1 nov. 2010

"Place des Rois d'Israël"

 
Il faudrait dire qu'il n'y a pas de camp à la paix. Mais personne ne semble avoir le courage. Ou l'envie. Samedi, derrière chacun des hommes politiques, intellectuels et journalistes qui l'un après l'autre s'adressaient à la foule, le portrait immense de Rabin frémissait et ses rides de plastique ondulaient sous la brise légère de Tel Aviv.

Shimon Peres parle à une foule très jeune, assemblée sous les panneaux des organisations de gauche et des mouvements de jeunesses socialistes.

Comme chaque année, les gens se rendaient samedi au même endroit, serrés devant une scène où les discours se succèdent et continuent, encore et encore, se gargarisent de formules politiques, attaquent les gouvernements, fustigent l'indifférence, transforment et s'approprient chacun à leur tour l'héritage d'un homme devenu symbole.
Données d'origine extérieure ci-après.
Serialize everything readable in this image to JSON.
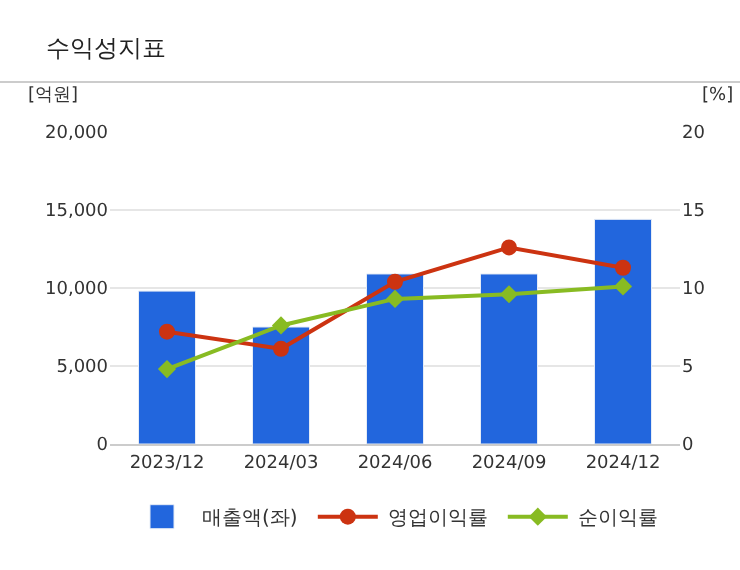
{
  "chart_data": {
    "type": "bar",
    "title": "수익성지표",
    "ylabel": "[억원]",
    "y2label": "[%]",
    "categories": [
      "2023/12",
      "2024/03",
      "2024/06",
      "2024/09",
      "2024/12"
    ],
    "series": [
      {
        "name": "매출액(좌)",
        "color": "#2266dd",
        "values": [
          9800,
          7500,
          10900,
          10900,
          14400
        ]
      },
      {
        "name": "영업이익률",
        "type": "line",
        "axis": "y2",
        "marker": "circle",
        "color": "#cc3311",
        "values": [
          7.2,
          6.1,
          10.4,
          12.6,
          11.3
        ]
      },
      {
        "name": "순이익률",
        "type": "line",
        "axis": "y2",
        "marker": "diamond",
        "color": "#88bb22",
        "values": [
          4.8,
          7.6,
          9.3,
          9.6,
          10.1
        ]
      }
    ],
    "ylim": [
      0,
      20000
    ],
    "yticks": [
      {
        "value": 0,
        "label": "0"
      },
      {
        "value": 5000,
        "label": "5,000"
      },
      {
        "value": 10000,
        "label": "10,000"
      },
      {
        "value": 15000,
        "label": "15,000"
      },
      {
        "value": 20000,
        "label": "20,000"
      }
    ],
    "y2lim": [
      0,
      20
    ],
    "y2ticks": [
      0,
      5,
      10,
      15,
      20
    ],
    "grid": "y",
    "legend": "bottom"
  }
}
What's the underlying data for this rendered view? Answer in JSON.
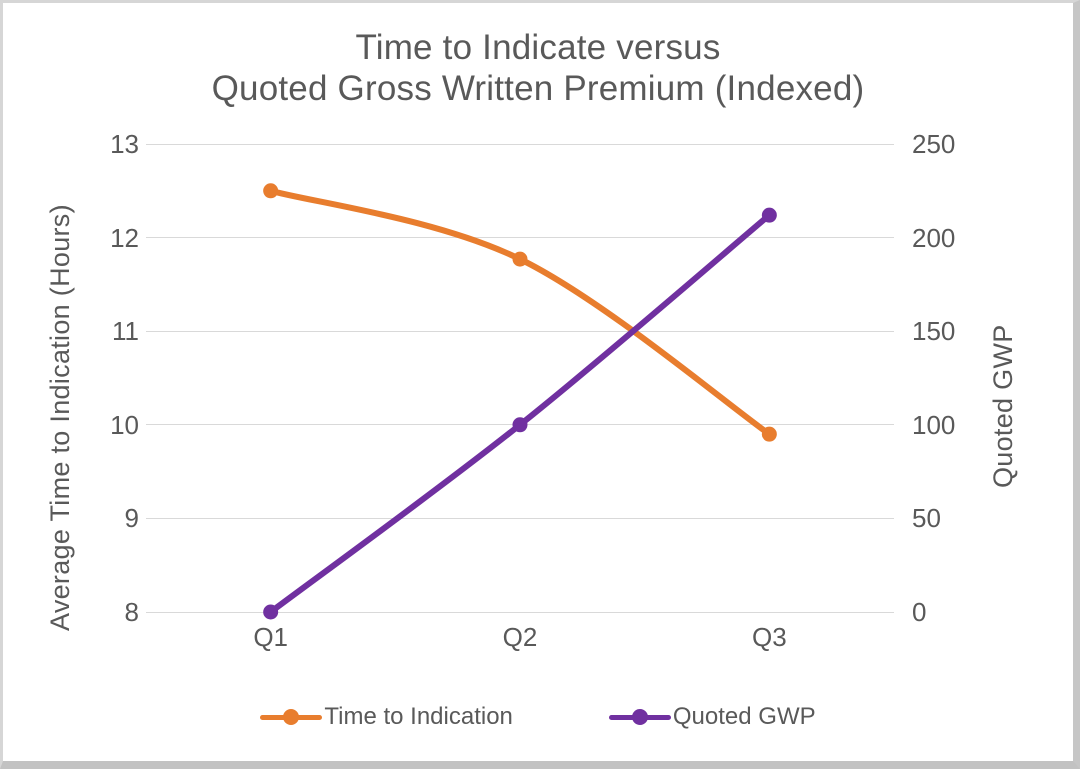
{
  "window": {
    "background": "#ffffff",
    "border_color": "#c6c6c6"
  },
  "chart_data": {
    "type": "line",
    "title_lines": [
      "Time to Indicate versus",
      "Quoted Gross Written Premium (Indexed)"
    ],
    "title": "Time to Indicate versus Quoted Gross Written Premium (Indexed)",
    "categories": [
      "Q1",
      "Q2",
      "Q3"
    ],
    "series": [
      {
        "name": "Time to Indication",
        "axis": "left",
        "color": "#e87d2e",
        "values": [
          12.5,
          11.77,
          9.9
        ]
      },
      {
        "name": "Quoted GWP",
        "axis": "right",
        "color": "#7030a0",
        "values": [
          0,
          100,
          212
        ]
      }
    ],
    "left_axis": {
      "label": "Average Time to Indication (Hours)",
      "min": 8,
      "max": 13,
      "ticks": [
        13,
        12,
        11,
        10,
        9,
        8
      ]
    },
    "right_axis": {
      "label": "Quoted GWP",
      "min": 0,
      "max": 250,
      "ticks": [
        250,
        200,
        150,
        100,
        50,
        0
      ]
    },
    "grid": true,
    "legend_position": "bottom",
    "text_color": "#595959",
    "grid_color": "#d9d9d9",
    "marker": "circle"
  }
}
Avant c'était la Place des Rois d'Israël. Désormais on l'appelle Place Rabin. 

C'était il y a quinze ans, et depuis tout a changé. Seules les chansons sont restées les mêmes. La réalité est tout autre, d'ailleurs ceux qui remplissaient la place ce soir terrible, ont oublié d'y venir cette année. Il manque une génération. L'assemblée est dominée par les chemises bleues des gamins des mouvements de jeunesse socialistes. Alors déjà, nous étions petits - et eux, probablement pas nés. Quelques vieux, cheveux grisonnants, intellectuels, évidemment laïques, se mêlent aux nombreux étudiants. Pas une kippa. Pas une famille. L'héritage de Rabin est bien lourd à porter. L'homme était multiple, complexe: héros militaire, figure politique légendaire, adulé et honni, architecte du processus. Un premier ministre qui avait une vision, qui parlait peu et pensait beaucoup. Sa fin tragique a fait de lui un martyr, trop souvent accaparé par des partis de gauche moribonds. 

On aurait rêvé d'une cérémonie sans politique, où chacun puisse se chercher et se reconnaître. Il aurait fallu dire, qu'il n'y a pas de camp à la démocratie. Personne n'en a eu le courage. Sur les dalles sombres de l'ancienne Place des Rois d'Israël, la plaie est toujours béante. L'autre Israël n'est pas venu, nous ne sommes qu'une toute petite moitié. Et pourtant cette nuit de novembre 1995, c'était aussi leur premier ministre qui a été assassiné - de deux balles dans le dos.

L'an dernier aussi, je vous parlais de l'assassinat d'Yitzhak Rabin. La date était différente car les commémorations suivent le calendrier hébraïque.
 

4 commentaires:

Justin a dit…

Je suis pas sur de comprendre. Ca me semble logique que les partis de gauche soient ceux qui commémorent Rabin...

Perle a dit…

Le problème est tout autre. Ce qui me dérange c'est que la droite ne vient pas - elle n'est d'ailleurs pas conviée ce qui l'arrange bien - et que la gauche transforme l'évènement en occasion politique. On peut choisir de commémorer Rabin ou pas, mais l'assassinat d'un premier ministre en exercice nous concerne tous.

Zoe a dit…

Le camp de la paix n'a pas la cote ces derniers temps. Vous ne croyez pas que lui nier la propriété de cette commémoration serait précipiter sa fin? Je rappelle que Itzak Rabin a quand même été abattu par un fanatique juif...

Perle a dit…

Yitzhak Rabin était très loin d'être un homme d'extrème gauche et avait des positions proches de celles du parti Kadima aujourd'hui: un parti fondé par Ariel Sharon, son ennemi de toujours.

Les choses changent en Israël - au Moyen Orient en général d'ailleurs - et les politiques changent. Le "camp de la paix" n'existe pas. C'est celui de tout le monde - et tous brillent par leur absence de vision et l'homogénéité des politiques menées.

Aujourd'hui, Netanyahu parle d'état palestinien, un concept jamais évoqué par Rabin de son vivant. C'est tant mieux. Mais vouloir donner la propriété de sa mémoire à un camp plutôt qu'un autre?! Nous avons malheureusement vu où la volonté de diviser entre deux camps, l'opposition constante, l'incitation et la haine nous as mené.